Department - Author 1

Materials Engineering Department

Degree Name - Author 1

BS in Materials Engineering



Primary Advisor

Blair London


This study characterized the oxidation kinetics of two types of ferritic stainless steel foils used as substrates for catalytic converters. Catalytic converters rely on an alumina layer on the surface of the foils, which allows the catalyst to attach to the substrate. Because the alumina layer is so important, this study characterized the weight gain, thickness, and composition of the alumina as it grew at 900°C for up to 400 hours.
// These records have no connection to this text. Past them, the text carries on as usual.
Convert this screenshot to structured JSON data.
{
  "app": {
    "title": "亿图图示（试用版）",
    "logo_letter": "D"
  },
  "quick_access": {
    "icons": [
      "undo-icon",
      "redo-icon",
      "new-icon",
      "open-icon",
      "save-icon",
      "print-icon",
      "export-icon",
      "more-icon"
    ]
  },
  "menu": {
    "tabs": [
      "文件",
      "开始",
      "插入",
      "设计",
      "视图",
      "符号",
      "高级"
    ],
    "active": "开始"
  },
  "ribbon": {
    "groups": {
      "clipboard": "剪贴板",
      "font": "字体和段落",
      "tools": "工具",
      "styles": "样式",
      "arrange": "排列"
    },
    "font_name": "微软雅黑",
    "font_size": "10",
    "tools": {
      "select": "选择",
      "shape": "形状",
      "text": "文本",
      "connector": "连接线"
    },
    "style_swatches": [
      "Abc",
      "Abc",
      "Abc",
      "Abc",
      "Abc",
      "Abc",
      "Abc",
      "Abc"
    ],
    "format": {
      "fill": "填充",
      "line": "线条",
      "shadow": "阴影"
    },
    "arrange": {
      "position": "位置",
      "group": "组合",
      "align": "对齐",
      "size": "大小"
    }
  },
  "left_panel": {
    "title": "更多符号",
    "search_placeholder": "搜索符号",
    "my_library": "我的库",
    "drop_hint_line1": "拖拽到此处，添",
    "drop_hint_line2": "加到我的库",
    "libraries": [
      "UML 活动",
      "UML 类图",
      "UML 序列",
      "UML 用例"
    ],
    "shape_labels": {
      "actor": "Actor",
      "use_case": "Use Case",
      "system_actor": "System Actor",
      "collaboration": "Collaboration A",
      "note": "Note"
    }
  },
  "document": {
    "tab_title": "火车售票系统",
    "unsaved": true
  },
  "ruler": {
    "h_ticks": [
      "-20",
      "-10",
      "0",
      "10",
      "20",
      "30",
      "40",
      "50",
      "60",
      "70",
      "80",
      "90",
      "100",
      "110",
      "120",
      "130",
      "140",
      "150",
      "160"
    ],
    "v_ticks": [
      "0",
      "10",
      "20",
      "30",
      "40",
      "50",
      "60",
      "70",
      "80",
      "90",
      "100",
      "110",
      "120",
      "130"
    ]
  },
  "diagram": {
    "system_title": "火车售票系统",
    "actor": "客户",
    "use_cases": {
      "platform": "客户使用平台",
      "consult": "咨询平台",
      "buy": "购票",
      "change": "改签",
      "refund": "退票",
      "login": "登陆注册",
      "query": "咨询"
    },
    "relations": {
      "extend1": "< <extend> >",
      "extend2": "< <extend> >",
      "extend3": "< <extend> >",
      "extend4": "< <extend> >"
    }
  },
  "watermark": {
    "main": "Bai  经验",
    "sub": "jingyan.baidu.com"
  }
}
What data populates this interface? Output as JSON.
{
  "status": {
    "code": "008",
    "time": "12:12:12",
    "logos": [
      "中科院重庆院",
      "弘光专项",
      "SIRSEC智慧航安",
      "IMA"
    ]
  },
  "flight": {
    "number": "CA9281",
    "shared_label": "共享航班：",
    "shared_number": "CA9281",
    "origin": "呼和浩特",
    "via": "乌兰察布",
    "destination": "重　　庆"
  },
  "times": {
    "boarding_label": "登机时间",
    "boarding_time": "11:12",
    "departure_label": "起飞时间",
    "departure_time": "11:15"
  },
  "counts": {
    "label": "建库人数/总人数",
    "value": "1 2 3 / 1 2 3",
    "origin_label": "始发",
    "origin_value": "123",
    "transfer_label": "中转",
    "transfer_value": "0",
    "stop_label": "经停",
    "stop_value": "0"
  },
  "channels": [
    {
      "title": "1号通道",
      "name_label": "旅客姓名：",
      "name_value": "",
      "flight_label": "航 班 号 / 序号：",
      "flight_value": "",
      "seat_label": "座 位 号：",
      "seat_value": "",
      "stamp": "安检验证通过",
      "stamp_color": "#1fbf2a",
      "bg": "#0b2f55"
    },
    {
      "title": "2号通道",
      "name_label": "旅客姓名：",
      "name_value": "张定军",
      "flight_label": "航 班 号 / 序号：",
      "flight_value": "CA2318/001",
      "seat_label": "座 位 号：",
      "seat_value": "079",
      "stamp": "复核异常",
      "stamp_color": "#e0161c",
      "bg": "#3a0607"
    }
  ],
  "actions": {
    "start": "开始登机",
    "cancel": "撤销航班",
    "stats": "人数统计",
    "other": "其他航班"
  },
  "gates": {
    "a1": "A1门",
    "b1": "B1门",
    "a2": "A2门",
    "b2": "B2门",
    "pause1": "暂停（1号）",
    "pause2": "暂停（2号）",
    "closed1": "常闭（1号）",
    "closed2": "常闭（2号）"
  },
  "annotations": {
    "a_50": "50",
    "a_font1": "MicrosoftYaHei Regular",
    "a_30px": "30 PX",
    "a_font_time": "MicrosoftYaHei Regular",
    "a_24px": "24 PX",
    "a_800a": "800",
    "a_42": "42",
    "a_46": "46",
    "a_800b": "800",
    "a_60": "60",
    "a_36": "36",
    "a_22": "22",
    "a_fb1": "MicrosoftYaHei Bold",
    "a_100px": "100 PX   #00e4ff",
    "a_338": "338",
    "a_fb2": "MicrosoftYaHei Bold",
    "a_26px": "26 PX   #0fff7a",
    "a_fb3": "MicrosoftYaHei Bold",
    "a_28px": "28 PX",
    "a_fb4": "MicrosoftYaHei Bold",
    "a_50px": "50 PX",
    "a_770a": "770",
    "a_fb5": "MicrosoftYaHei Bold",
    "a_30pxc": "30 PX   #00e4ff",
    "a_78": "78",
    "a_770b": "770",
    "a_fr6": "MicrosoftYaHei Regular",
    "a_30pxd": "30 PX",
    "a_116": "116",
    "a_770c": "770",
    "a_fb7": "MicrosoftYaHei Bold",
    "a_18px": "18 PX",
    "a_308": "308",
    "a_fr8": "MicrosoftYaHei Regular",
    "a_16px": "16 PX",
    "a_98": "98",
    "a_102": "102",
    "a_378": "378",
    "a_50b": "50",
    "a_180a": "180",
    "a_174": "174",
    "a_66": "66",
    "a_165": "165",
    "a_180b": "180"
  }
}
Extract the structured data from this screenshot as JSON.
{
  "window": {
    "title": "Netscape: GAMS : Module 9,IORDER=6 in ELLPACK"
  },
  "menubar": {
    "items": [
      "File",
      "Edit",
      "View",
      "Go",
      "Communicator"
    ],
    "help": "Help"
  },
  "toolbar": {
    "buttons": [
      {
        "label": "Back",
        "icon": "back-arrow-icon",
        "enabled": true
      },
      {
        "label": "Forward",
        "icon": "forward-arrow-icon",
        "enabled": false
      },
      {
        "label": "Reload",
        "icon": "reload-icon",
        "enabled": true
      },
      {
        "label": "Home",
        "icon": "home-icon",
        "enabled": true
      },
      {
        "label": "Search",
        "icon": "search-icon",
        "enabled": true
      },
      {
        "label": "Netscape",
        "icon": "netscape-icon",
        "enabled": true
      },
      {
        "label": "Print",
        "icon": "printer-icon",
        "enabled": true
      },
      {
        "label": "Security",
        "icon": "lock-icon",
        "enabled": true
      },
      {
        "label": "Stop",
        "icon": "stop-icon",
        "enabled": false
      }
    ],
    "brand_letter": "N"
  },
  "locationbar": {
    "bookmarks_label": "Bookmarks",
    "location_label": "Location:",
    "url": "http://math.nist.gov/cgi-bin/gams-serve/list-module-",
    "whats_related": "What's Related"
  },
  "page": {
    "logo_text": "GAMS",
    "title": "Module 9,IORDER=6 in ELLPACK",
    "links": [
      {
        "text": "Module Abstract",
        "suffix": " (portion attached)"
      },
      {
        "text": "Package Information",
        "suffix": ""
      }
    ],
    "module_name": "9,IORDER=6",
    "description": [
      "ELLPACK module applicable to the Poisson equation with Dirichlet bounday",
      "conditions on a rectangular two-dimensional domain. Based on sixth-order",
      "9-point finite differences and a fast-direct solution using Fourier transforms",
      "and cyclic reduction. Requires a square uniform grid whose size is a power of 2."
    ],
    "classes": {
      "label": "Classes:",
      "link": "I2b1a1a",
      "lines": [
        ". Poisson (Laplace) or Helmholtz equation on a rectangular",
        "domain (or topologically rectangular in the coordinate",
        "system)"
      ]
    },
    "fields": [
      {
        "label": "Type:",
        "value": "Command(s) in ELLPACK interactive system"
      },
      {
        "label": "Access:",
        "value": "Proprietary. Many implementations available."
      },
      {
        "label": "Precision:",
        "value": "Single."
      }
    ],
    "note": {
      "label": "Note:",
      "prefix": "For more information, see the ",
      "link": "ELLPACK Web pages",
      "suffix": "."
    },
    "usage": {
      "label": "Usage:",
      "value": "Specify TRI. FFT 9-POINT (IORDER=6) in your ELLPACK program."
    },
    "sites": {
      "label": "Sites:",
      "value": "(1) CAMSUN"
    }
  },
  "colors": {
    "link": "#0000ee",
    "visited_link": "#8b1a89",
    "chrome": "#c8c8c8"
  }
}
The two foils characterized were an MK foil, used for gasoline engines, and an EMS foil, used for diesel engines. The MK foil showed a percent weight gain of up to 3.6%, an alumina thickness of up to 6 micrometers and a composition of primarily Al2O3 through the entire oxide. The EMS foil had a percent weight gain of 3.5% and an alumina thickness of 3 microns after 400 hours at elevated temperature. The alumina, where present, contained primarily Al2O3. The EMS foil, though, had sections of iron and chromium oxide growing after 200 hours. These oxides went through the entire foil and would break off easily, which would prevent the foil from acting as a substrate for a catalyst. Overall, the MK foil showed good oxidation characteristics for use as a substrate for catalytic converters, while the EMS should be improved.